Military Microarrays
Without a doubt, the Bioinformatics Cell’s primary research focus is in microarray analysis. Reifman estimated that around 30 research groups across the MRMC’s six labs currently rely on DNA microarray experiments for a broad range of studies. In military infectious diseases, for example, researchers are using microarrays to study differentially expressed genes in patients infected with malaria or dengue fever to learn more about the timelines of the diseases. In combat casualty care, researchers are focusing on hemorrhage control — the leading cause of casualties in the battlefield — by studying genes that are differentially regulated in bleeding in rats. In military operational medicine, researchers are studying the response of soldiers to extreme environmental conditions by exposing cell lines to extreme temperatures and then performing microarray analysis to determine which genes are associated with heat and cold shock.

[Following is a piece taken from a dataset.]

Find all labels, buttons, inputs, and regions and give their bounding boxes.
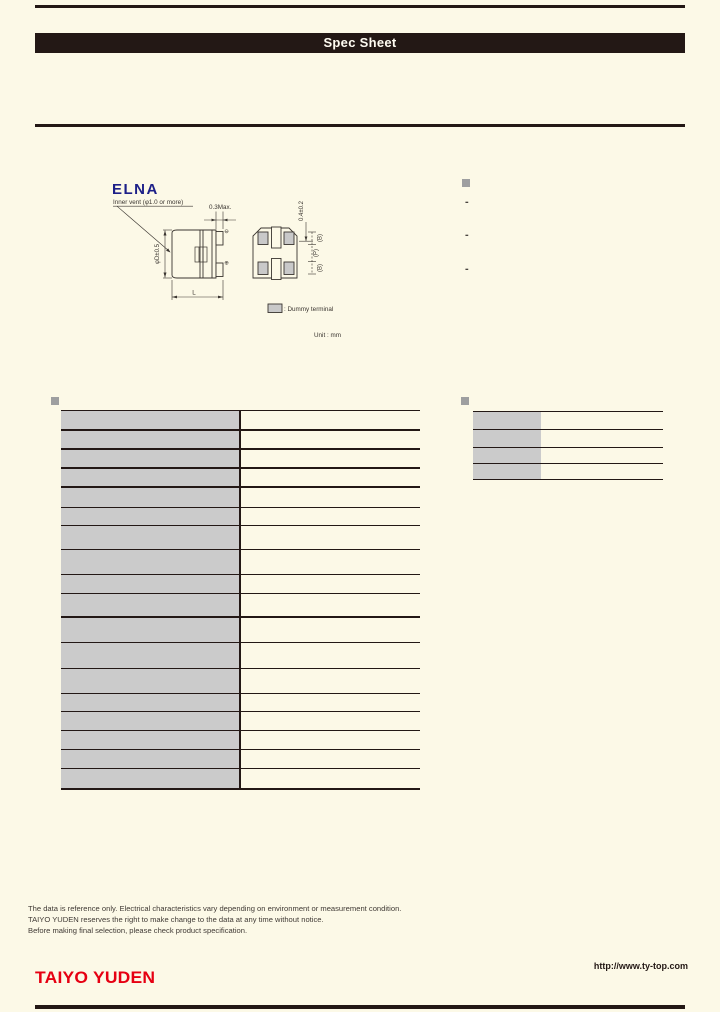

Reifman said that PIs at the research labs often opt for off-the-shelf gene expression analysis software to analyze their results, but there are many cases where the available software is inadequate and the Bioinformatics Cell needs to modify existing tools or develop something new. One challenge, Reifman said, is the MRMC’s reliance on animal models for much of its research. “[We can’t] expose somebody to extreme environmental conditions, or to a pathogen, or bleed someone to death to collect data, so we rely very heavily on animal models. We’re not like the NCI that can line up 500 patients and start collecting data from the human model that they’re actually trying to cure…We have to come up with ways in which we can map data from animals to humans,” he said.

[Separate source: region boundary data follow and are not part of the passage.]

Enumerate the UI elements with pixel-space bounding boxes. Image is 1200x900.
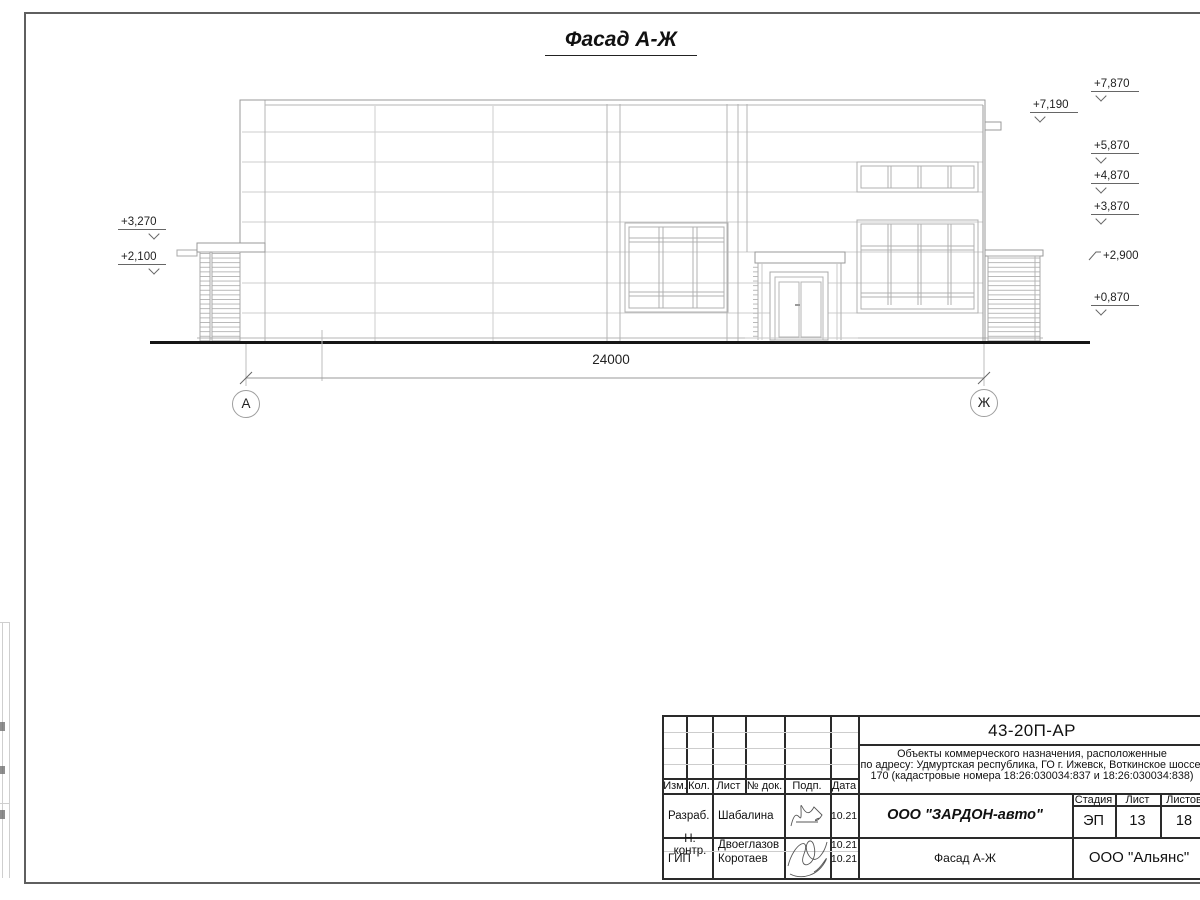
elevation-label: +2,900 [1101,250,1139,262]
elevation-label: +4,870 [1091,170,1139,184]
elevation-label: +2,100 [118,251,166,265]
dimension-label: 24000 [578,352,644,367]
elevation-label: +3,870 [1091,201,1139,215]
signature-date: 10.21 [830,808,858,823]
sheet-title: Фасад А-Ж [858,837,1072,878]
facade-drawing [0,0,1200,470]
col-header-list: Лист [712,778,745,793]
elevation-label: +7,870 [1091,78,1139,92]
elevation-mark: +7,190 [1030,99,1078,113]
elevation-label: +5,870 [1091,140,1139,154]
sheets-header: Листов [1160,794,1200,805]
person-name: Двоеглазов [714,838,784,852]
window-right-lower [857,220,978,313]
design-company: ООО "Альянс" [1072,837,1200,878]
elevation-label: +3,270 [118,216,166,230]
role-label: Н. контр. [664,838,712,852]
col-header-kol: Кол. [686,778,712,793]
role-label: ГИП [664,852,712,866]
signature-date: 10.21 [830,852,858,866]
col-header-ndok: № док. [745,778,784,793]
title-block: Изм. Кол. Лист № док. Подп. Дата Разраб.… [662,715,1200,880]
axis-bubble-a: А [232,390,260,418]
sheet-header: Лист [1115,794,1160,805]
col-header-podp: Подп. [784,778,830,793]
role-label: Разраб. [664,808,712,823]
sheets-total: 18 [1160,805,1200,837]
stage-header: Стадия [1072,794,1115,805]
elevation-mark: +5,870 [1091,140,1139,154]
project-code: 43-20П-АР [858,717,1200,744]
elevation-mark: +2,900 [1088,249,1139,262]
window-right-upper [857,162,978,192]
elevation-mark: +4,870 [1091,170,1139,184]
signature-date: 10.21 [830,838,858,852]
signature-scribble [784,794,830,880]
col-header-data: Дата [830,778,858,793]
window-mid [625,223,728,312]
sheet-number: 13 [1115,805,1160,837]
elevation-label: +7,190 [1030,99,1078,113]
person-name: Коротаев [714,852,784,866]
project-description: Объекты коммерческого назначения, распол… [858,744,1200,798]
louver-left [177,243,265,341]
elevation-label: +0,870 [1091,292,1139,306]
elevation-mark: +3,870 [1091,201,1139,215]
elevation-mark: +3,270 [118,216,166,230]
louver-right [985,250,1043,341]
col-header-izm: Изм. [664,778,686,793]
person-name: Шабалина [714,808,784,823]
elevation-tick-icon [1088,249,1101,261]
ground-line [150,341,1090,344]
elevation-mark: +7,870 [1091,78,1139,92]
stage-value: ЭП [1072,805,1115,837]
elevation-mark: +0,870 [1091,292,1139,306]
drawing-sheet: { "title": "Фасад А-Ж", "drawing": { "di… [0,0,1200,900]
axis-bubble-zh: Ж [970,389,998,417]
entrance [745,252,858,340]
customer-org: ООО "ЗАРДОН-авто" [858,793,1072,837]
description-line: 170 (кадастровые номера 18:26:030034:837… [858,771,1200,782]
elevation-mark: +2,100 [118,251,166,265]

As a first step, the Bioinformatics Cell has extended some available gene expression analysis tools, such as Wayne University’s Onto-Express, to work on the animal models it uses. In other cases, researchers are making do with what is available. “There’s a lab here that infects non-human primates with pathogens. Then they do DNA microarray analysis, but there’s no DNA microarray chip for non-human primates, so they use the human chip. That raises the question of what difference would it make if we had the genes there from the monkeys,” Reifman said.
The Bioinformatics Cell, however, doesn’t concentrate solely on microarray analysis. For example, Reifman said he is collaborating with Nela Zavaljevski and Fred Stevens of Argonne National Lab to develop a machine-learning algorithm to identify the key amino acids that characterize protein function.
The group also hosts training workshops and courses in bioinformatics methods for MRMC researchers, and in November, it will play host to an even broader audience. when it hosts the first US Army Workshop in Bioinformatics — an invitation-only three-day workshop for around 150 participants drawn mainly from military and government research labs.
Launched with an undisclosed amount of “seed money” from the MRMC budget, the Bioinformatics Cell will seek future funding in joint proposals with MRMC PIs, Reifman said. The group is also in the process of putting a dedicated bioinformatics facility in place, he said, but did not provide further details.